In multivariable Cox regression dialysis duration was associated with increased risk for post-transplant mortality, independent of potential confounders including age, gender, creatinine, diastolic blood pressure, diabetic nephropathy, donor type, delayed graft function, pre-emptive transplantation and CMV seropositivity (Hazard ratio [HR]: 1.39; 95% confidence interval [CI]: 1.11-1.75; P=0.004). This association weakened after adjustment for NT-proBNP (Hazard ratio [HR]: 1.25; 95% CI: 0.99-1.58; P=0.06).
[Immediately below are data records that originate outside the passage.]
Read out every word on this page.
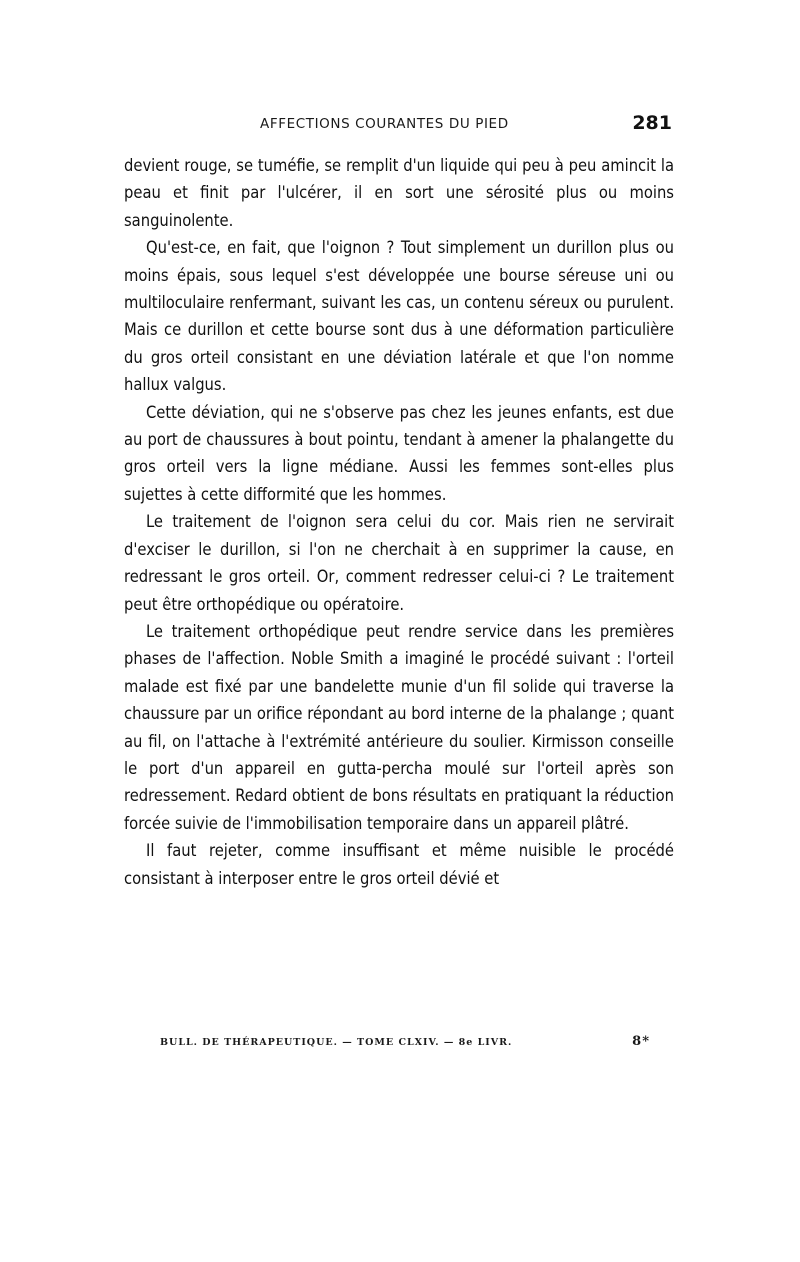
AFFECTIONS COURANTES DU PIED	281

devient rouge, se tuméfie, se remplit d'un liquide qui peu à peu amincit la peau et finit par l'ulcérer, il en sort une sérosité plus ou moins sanguinolente.

Qu'est-ce, en fait, que l'oignon ? Tout simplement un durillon plus ou moins épais, sous lequel s'est développée une bourse séreuse uni ou multiloculaire renfermant, suivant les cas, un contenu séreux ou purulent. Mais ce durillon et cette bourse sont dus à une déformation particulière du gros orteil consistant en une déviation latérale et que l'on nomme hallux valgus.

Cette déviation, qui ne s'observe pas chez les jeunes enfants, est due au port de chaussures à bout pointu, tendant à amener la phalangette du gros orteil vers la ligne médiane. Aussi les femmes sont-elles plus sujettes à cette difformité que les hommes.

Le traitement de l'oignon sera celui du cor. Mais rien ne servirait d'exciser le durillon, si l'on ne cherchait à en supprimer la cause, en redressant le gros orteil. Or, comment redresser celui-ci ? Le traitement peut être orthopédique ou opératoire.

Le traitement orthopédique peut rendre service dans les premières phases de l'affection. Noble Smith a imaginé le procédé suivant : l'orteil malade est fixé par une bandelette munie d'un fil solide qui traverse la chaussure par un orifice répondant au bord interne de la phalange ; quant au fil, on l'attache à l'extrémité antérieure du soulier. Kirmisson conseille le port d'un appareil en gutta-percha moulé sur l'orteil après son redressement. Redard obtient de bons résultats en pratiquant la réduction forcée suivie de l'immobilisation temporaire dans un appareil plâtré.

Il faut rejeter, comme insuffisant et même nuisible le procédé consistant à interposer entre le gros orteil dévié et

BULL. DE THÉRAPEUTIQUE. — TOME CLXIV. — 8e LIVR.	8*
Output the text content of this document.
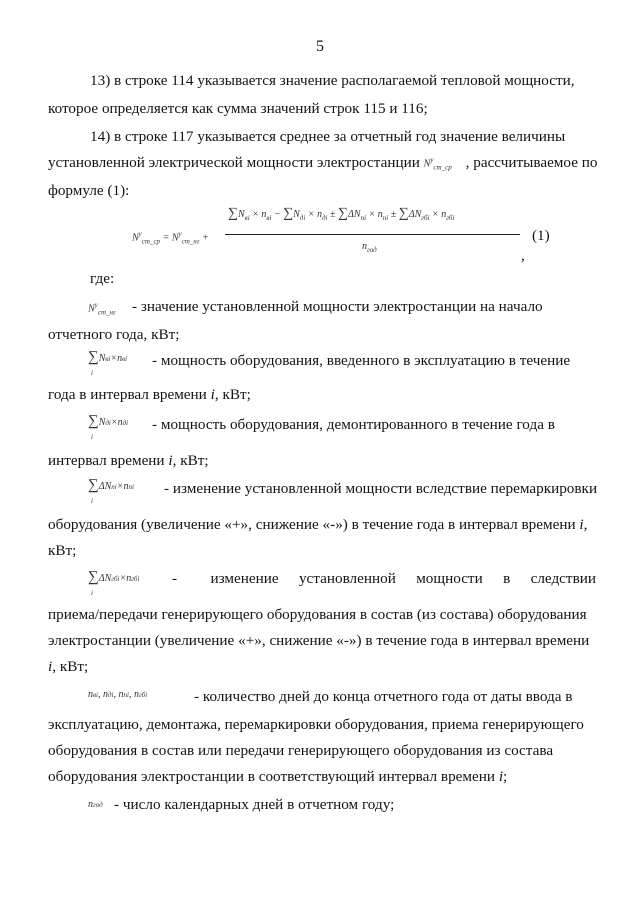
5
13) в строке 114 указывается значение располагаемой тепловой мощности,
которое определяется как сумма значений строк 115 и 116;
14) в строке 117 указывается среднее за отчетный год значение величины
установленной электрической мощности электростанции $N^у_{ст\_ср}$ , рассчитываемое по
формуле (1):
$N^у_{ст\_ср} = N^у_{ст\_нг}$ +
$\sum N_{вi} \times n_{вi} - \sum N_{дi} \times n_{дi} \pm \sum\Delta N_{пi} \times n_{пi} \pm \sum\Delta N_{гбi} \times n_{гбi}$
$n_{год}$
(1)
,
где:
$N^у_{ст\_нг}$ - значение установленной мощности электростанции на начало
отчетного года, кВт;
∑Nвi×nвi
i
- мощность оборудования, введенного в эксплуатацию в течение
года в интервал времени i, кВт;
∑Nдi×nдi
i
- мощность оборудования, демонтированного в течение года в
интервал времени i, кВт;
∑ΔNпi×nпi
i
- изменение установленной мощности вследствие перемаркировки
оборудования (увеличение «+», снижение «-») в течение года в интервал времени i,
кВт;
∑ΔNгбi×nгбi
i
-	изменение установленной мощности в следствии
приема/передачи генерирующего оборудования в состав (из состава) оборудования
электростанции (увеличение «+», снижение «-») в течение года в интервал времени
i, кВт;
nвi, nдi, nпi, nгбi	- количество дней до конца отчетного года от даты ввода в
эксплуатацию, демонтажа, перемаркировки оборудования, приема генерирующего
оборудования в состав или передачи генерирующего оборудования из состава
оборудования электростанции в соответствующий интервал времени i;
nгод - число календарных дней в отчетном году;
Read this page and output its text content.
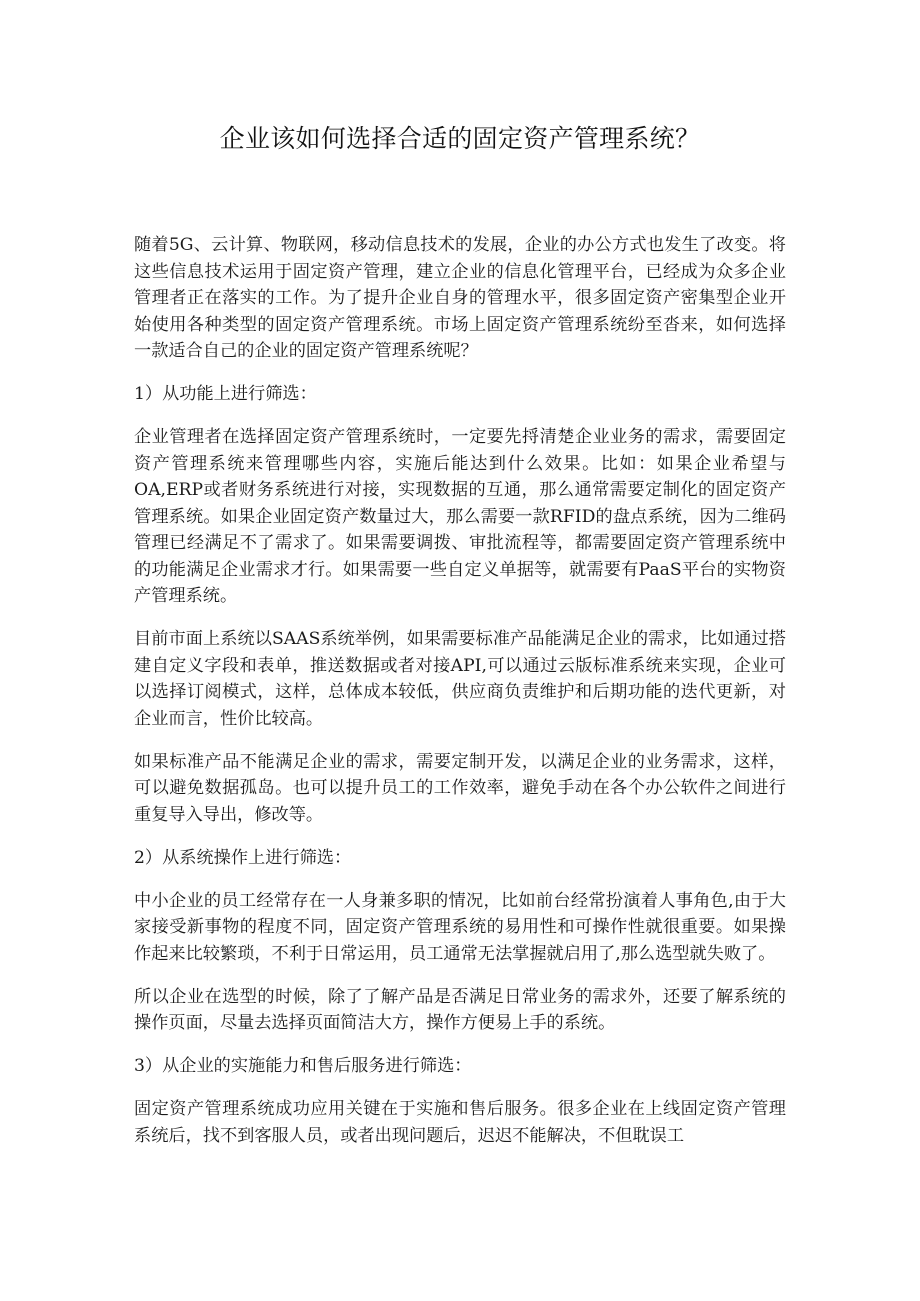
企业该如何选择合适的固定资产管理系统？

随着5G、云计算、物联网，移动信息技术的发展，企业的办公方式也发生了改变。将这些信息技术运用于固定资产管理，建立企业的信息化管理平台，已经成为众多企业管理者正在落实的工作。为了提升企业自身的管理水平，很多固定资产密集型企业开始使用各种类型的固定资产管理系统。市场上固定资产管理系统纷至沓来，如何选择一款适合自己的企业的固定资产管理系统呢？

1）从功能上进行筛选：

企业管理者在选择固定资产管理系统时，一定要先捋清楚企业业务的需求，需要固定资产管理系统来管理哪些内容，实施后能达到什么效果。比如：如果企业希望与OA,ERP或者财务系统进行对接，实现数据的互通，那么通常需要定制化的固定资产管理系统。如果企业固定资产数量过大，那么需要一款RFID的盘点系统，因为二维码管理已经满足不了需求了。如果需要调拨、审批流程等，都需要固定资产管理系统中的功能满足企业需求才行。如果需要一些自定义单据等，就需要有PaaS平台的实物资产管理系统。

目前市面上系统以SAAS系统举例，如果需要标准产品能满足企业的需求，比如通过搭建自定义字段和表单，推送数据或者对接API,可以通过云版标准系统来实现，企业可以选择订阅模式，这样，总体成本较低，供应商负责维护和后期功能的迭代更新，对企业而言，性价比较高。

如果标准产品不能满足企业的需求，需要定制开发，以满足企业的业务需求，这样，可以避免数据孤岛。也可以提升员工的工作效率，避免手动在各个办公软件之间进行重复导入导出，修改等。

2）从系统操作上进行筛选：

中小企业的员工经常存在一人身兼多职的情况，比如前台经常扮演着人事角色,由于大家接受新事物的程度不同，固定资产管理系统的易用性和可操作性就很重要。如果操作起来比较繁琐，不利于日常运用，员工通常无法掌握就启用了,那么选型就失败了。

所以企业在选型的时候，除了了解产品是否满足日常业务的需求外，还要了解系统的操作页面，尽量去选择页面简洁大方，操作方便易上手的系统。

3）从企业的实施能力和售后服务进行筛选：

固定资产管理系统成功应用关键在于实施和售后服务。很多企业在上线固定资产管理系统后，找不到客服人员，或者出现问题后，迟迟不能解决，不但耽误工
In this model NT-proBNP was independently associated with all-cause mortality in RTRs (HR: 1.46; 95% CI: 1.23-1.74; P=<0.001). In mediation analyses NT-proBNP was found to explain 47.3% of the effect of dialysis duration on all-cause mortality in RTRs.

Conclusion

Dialysis duration is a predictor of mortality in RTRs and variation in NT-proBNP at the time of transplantation to a large extent captures and mediates the effect of dialysis duration on mortality risk in RTRs. Future studies are needed to evaluate the potential value of NT-proBNP as check of cardiac patency of patients on the transplantation waiting list.